FIG. 1 is a sectional view of a main part of a conventional spin coating apparatus. FIG. 2 is a sectional view of a main part of an embodiment of a spin coating apparatus of the present invention. In the figure, 1 is a tank, 2 is a rotating head, 3 is a substrate to be processed, 4 is a supply nozzle, 5 is a thin film, 6 is an exhaust port, 11 is an opening/closing lid, 12 is a gas blowing nozzle, 13 is an opening/closing valve, and 14 is The air conditioning agent inlet is shown.

Claims (1)

[Scope of Claims] 1. A solution in which a desired material is dissolved in a predetermined solvent is dropped onto a substrate to be processed which is adsorbed onto a rotating head, and by rotating the rotating head, the dropped solution is applied to the substrate to be processed. In a spin coating method in which a thin film of the solution is formed by spreading it on the surface and the solvent in the thin film of the solution is removed by evaporation to form a thin film made of a desired material, while the thin film of the solution is being formed, the surroundings of the substrate to be processed are It is characterized by comprising the steps of making the atmosphere substantially saturated with a solvent gas of the same type as the solvent, and making the atmosphere unsaturated with the solvent gas after the thickness of the thin solution film reaches an equilibrium state.
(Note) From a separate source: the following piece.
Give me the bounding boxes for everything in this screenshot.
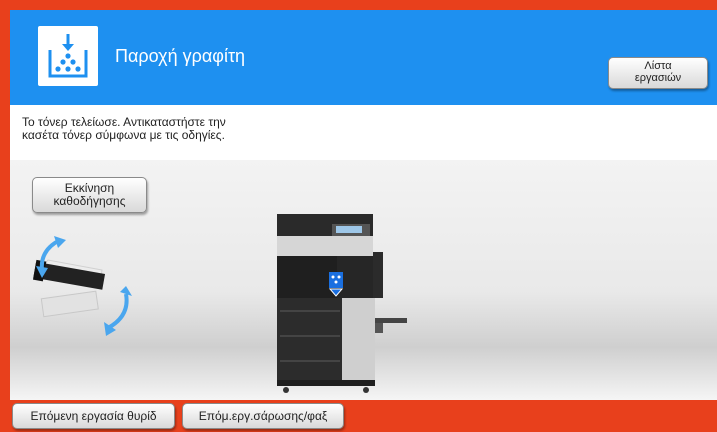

Rotary coating method. 2. A rotating head for adsorbing a substrate to be processed in a tank having an opening at the top, and a supply nozzle for dropping a solution of a desired material dissolved in a predetermined solvent onto the substrate to be processed, on the top of the rotating head. , a rotary coating device in which an exhaust port is provided at the bottom of the tank for discharging a solvent gas vaporized from the dropped solution; A gas blowing nozzle and the supply nozzle are provided on the upper part of the rotating head, a substantially sealable on-off valve is provided on the exhaust port, and an inlet for a solvent of the same kind as the above-mentioned solvent or the solvent gas is provided at a desired position on the tank or on the open-close lid. A rotary coating device characterized by being provided with.